Die Kartoffel ist eine prosaische, sparsame Hausmutter, und dieser Eigenschaft verdankt sie unser Wohlwollen. Die Knollen, gleich den Trüffeln (italienisch taratoffuli, woraus wahrscheinlich der Name entstand) unterirdisch angelegt, sind das Ergebnis dieser hausmütterlichen Sparsamkeit. An dem unterirdischen Teile des Stengels entstehen in den Achseln kleiner Schuppenblätter fadenförmige, horizontal wachsende unterirdische Sprosse (nicht Wurzeln!), die sich durch Erzeugung kleiner Schuppenblätter als Stengelgebilde ausweisen und schließlich am Ende durch lebhaftes Dickenwachstum die Kartoffelknolle erzeugen. Verhindert man durch Abschneiden der unterirdischen Sprosse die Bildung der Knollen, so wandern die hierfür bestimmten Stoffe in die Achselknospen der oberirdischen Laubblätter, bewirken hier eine Verdickung der Achsenteile, die zugleich kurz bleiben und verkümmerte Blättchen treiben, und wir erleben die Bildung oberirdischer Kartoffeln. Für die Pflanze selbst sind die Knollen ein Mittel zu vegetativer Ausbreitung. Nach halbjähriger Ruhepause entwickeln sich aus ihren Sproßanlagen, den sogenannten Augen, oberirdische grüne Triebe, und die Knolle selbst geht zu Grunde.
Die in wickelförmiger Anordnung stehenden Kartoffelblüten bestehen aus einem verwachsenblättrigen Kelch, einer radförmigen, geruch- und honiglosen Krone, in deren Mitte der eiförmige Fruchtknoten mit dem Griffel steht, und fünf Staubblättern, welche den Griffel umringen. Sie entlassen den Pollen aus den wie angenagt aussehenden Spitzen der Antheren.
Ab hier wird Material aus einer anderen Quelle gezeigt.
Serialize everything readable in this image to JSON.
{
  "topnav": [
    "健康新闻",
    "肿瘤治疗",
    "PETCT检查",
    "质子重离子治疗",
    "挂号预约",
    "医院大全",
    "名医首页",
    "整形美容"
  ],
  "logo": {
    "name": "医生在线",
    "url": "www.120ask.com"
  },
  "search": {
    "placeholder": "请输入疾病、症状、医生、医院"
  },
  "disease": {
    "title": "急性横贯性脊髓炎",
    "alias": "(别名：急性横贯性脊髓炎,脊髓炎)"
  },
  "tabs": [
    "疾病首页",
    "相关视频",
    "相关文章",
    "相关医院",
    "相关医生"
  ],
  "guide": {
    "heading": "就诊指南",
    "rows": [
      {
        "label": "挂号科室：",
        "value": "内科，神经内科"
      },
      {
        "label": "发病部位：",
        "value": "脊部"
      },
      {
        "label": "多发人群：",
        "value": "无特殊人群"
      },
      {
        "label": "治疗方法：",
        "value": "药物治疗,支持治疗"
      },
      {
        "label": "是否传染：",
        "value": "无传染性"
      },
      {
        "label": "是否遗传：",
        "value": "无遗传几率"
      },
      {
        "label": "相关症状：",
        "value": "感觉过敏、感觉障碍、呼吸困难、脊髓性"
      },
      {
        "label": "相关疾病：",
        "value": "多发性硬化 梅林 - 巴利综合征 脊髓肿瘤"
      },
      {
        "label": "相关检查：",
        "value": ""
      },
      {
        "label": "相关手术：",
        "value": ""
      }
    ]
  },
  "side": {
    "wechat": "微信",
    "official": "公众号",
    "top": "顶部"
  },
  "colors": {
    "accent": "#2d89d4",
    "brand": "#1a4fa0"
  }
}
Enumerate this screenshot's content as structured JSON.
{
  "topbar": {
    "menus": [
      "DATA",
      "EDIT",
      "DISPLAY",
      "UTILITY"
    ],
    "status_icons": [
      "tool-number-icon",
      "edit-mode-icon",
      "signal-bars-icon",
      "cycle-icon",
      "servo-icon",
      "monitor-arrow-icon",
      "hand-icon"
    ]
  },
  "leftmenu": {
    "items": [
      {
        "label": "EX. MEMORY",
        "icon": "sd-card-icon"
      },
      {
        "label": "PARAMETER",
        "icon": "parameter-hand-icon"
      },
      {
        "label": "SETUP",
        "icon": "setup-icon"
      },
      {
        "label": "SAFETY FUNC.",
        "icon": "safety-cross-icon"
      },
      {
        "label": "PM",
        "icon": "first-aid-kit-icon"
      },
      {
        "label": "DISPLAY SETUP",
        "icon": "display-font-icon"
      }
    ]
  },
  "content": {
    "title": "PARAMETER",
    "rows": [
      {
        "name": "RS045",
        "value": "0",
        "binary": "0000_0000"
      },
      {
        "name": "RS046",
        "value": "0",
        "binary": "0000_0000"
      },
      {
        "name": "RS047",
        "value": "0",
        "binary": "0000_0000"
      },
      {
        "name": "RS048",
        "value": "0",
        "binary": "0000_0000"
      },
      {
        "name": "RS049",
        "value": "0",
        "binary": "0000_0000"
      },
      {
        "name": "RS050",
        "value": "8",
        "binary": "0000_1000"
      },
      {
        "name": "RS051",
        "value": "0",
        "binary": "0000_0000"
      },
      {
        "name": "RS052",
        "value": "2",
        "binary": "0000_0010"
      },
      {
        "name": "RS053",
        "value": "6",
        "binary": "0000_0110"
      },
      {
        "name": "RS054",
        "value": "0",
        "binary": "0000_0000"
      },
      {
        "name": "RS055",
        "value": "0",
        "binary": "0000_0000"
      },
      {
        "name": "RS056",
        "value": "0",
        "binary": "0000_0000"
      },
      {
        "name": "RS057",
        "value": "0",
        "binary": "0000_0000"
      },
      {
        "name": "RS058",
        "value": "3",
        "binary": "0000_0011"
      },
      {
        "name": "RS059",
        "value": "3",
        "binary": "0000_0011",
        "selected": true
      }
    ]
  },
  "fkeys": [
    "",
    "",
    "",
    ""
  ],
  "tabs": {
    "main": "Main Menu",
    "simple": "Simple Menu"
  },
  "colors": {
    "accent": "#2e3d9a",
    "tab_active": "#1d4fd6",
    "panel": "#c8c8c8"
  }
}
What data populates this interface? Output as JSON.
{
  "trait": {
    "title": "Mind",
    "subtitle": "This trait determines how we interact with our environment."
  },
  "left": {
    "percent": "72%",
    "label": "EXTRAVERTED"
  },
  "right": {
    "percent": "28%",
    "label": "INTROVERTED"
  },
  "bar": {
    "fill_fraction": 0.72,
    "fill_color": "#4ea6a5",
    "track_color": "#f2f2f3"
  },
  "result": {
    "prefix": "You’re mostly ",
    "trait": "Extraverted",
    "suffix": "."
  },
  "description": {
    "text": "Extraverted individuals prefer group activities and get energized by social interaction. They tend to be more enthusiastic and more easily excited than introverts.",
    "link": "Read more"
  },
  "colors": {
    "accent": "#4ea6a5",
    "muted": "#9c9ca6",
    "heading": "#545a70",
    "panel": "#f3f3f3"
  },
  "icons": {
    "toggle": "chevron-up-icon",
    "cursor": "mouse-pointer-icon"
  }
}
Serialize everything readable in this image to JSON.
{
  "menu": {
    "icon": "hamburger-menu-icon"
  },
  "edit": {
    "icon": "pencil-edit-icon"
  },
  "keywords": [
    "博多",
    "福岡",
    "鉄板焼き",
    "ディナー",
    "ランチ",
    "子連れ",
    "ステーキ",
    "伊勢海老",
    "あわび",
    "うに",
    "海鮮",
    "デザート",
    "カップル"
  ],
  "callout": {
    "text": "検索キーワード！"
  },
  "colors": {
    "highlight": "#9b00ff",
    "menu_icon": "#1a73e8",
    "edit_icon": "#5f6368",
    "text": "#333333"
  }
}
Unsere einheimischen Insekten zeigen seine große Vorliebe für die Blüten, welche sich nachmittags zusammenfalten und durch Krümmen der Blütenstiele während der Nacht in gestürzter Lage hängen. Bricht der Morgen an, so strecken sich die Stiele und die Kronen breiten sich wieder aus. Durch diese Bewegungen der Blüte kann Selbstbestäubung herbeigeführt werden. Die kirschgroßen, grünlichen, zweifächerigen Beerenfrüchte enthalten zahlreiche, nierenförmige Samen.
Der schwarze Nachtschatten ist, abgesehen von der Blattform, der Kartoffelstaude ziemlich ähnlich, jedoch in allen Teilen bedeutend kleiner. Auch an seinen kleinen weißen Blüten habe ich trotz langjährigen Beobachtens niemals einen Besucher gesehen. – Die Blüten dieser beiden sowie anderer Nachtschattengewächse haben einen intensiv bitteren Geschmack, der von der Anwesenheit eines Giftstoffes, des Solanin, herrührt. Derselbe erfüllt das Gewebe der jugendlichen Pflanze sehr reichlich, beschränkt sich aber bei älteren auf die äußeren Zellschichten. In den Blütenknospen nimmt der Solaningehalt wieder zu und sammelt sich besonders in den Staubfäden, den Antherenwänden, der unreifen Frucht. Das Solanin übernimmt die Rolle eines Schutzmittels der Pflanzen gegen Tierfraß und thut als solches stets seine Wirkung, ausgenommen beim Coloradokäfer und bei der Raupe des Totenkopfes, die auf dem Laube der Kartoffel ungestraft die größten Verwüstungen anrichten.
Nachtschattengewächse, Solanaceen. Kl. V. Nachtschatten . Juli bis Oktober. H. 0,30 – 1,00 m; Kartoffel ., Juli, August. H. 0,50 – 0,60 m.